Caution: This Incest Sex Story contains strong sexual content, including Ma/Fa Consensual Fiction Incest Mother Son Anal Sex Oral Sex Petting Voyeurism
So I’m lying here with nothing to do but think. I’ve watched the news over and over and daytime TV sucks hard so I’m bored to tears. Yeah, I’m sick, but feeling better than when I was first admitted and hooked up to a bazillion machines. You’d think if my medical insurance can provide me with a private room and personal, one-on-one care, I’d have some decent movies to watch. Well, what the fuck. I guess I should just be happy I’m still here and thank God my health is edging up on the positive side of the scale for a change.
I was fine until they changed the night nurse. Not that I had anything to complain about with those cute young nurses fussing about. They’re just kids but even the pros, the early thirties I’m-Miss-Efficient, Hello-Goodbye types were tolerable. Some were more than tolerable, actually. Very nicely put together, if you know what I mean.

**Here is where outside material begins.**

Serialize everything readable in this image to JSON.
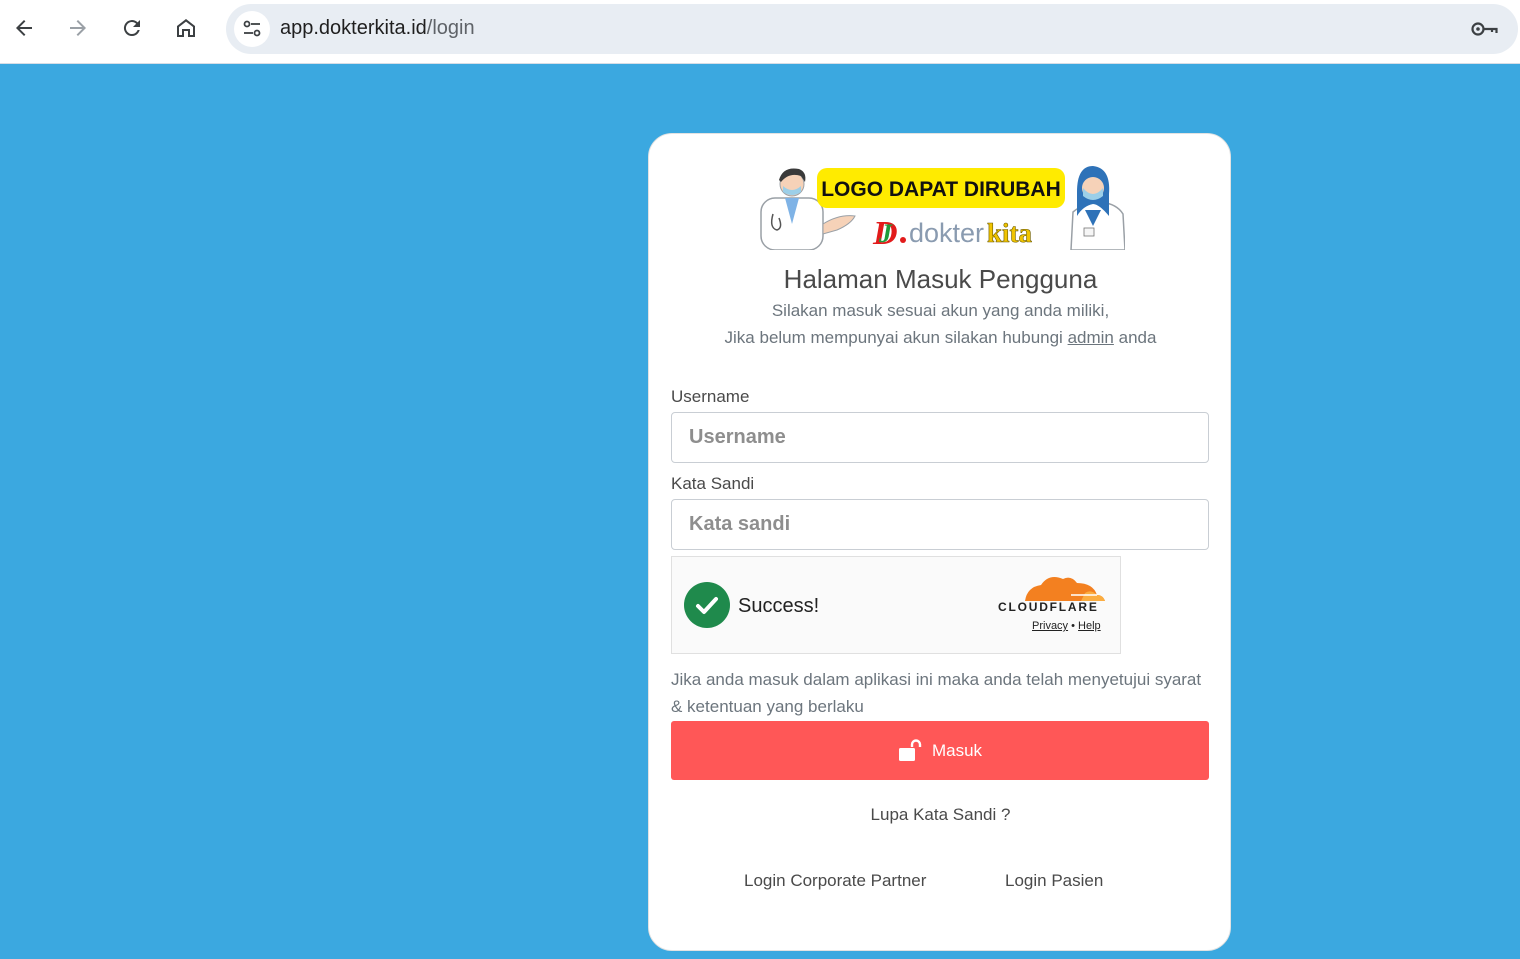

In fact, so was new night nurse, a woman in her early forties with dark hair pulled back in a tight roll under the quaint white hat. A contract nurse, she was allowed to wear her own uniform and chose the old-school type with a real, God forbid, skirt instead of those crappy fatigues the rest of them wore. Nurse Ratched, I liked to call her, but the daytime nurses warned me not to joke about her.
“Don’t let her hear you say that,” one of the younger ones said.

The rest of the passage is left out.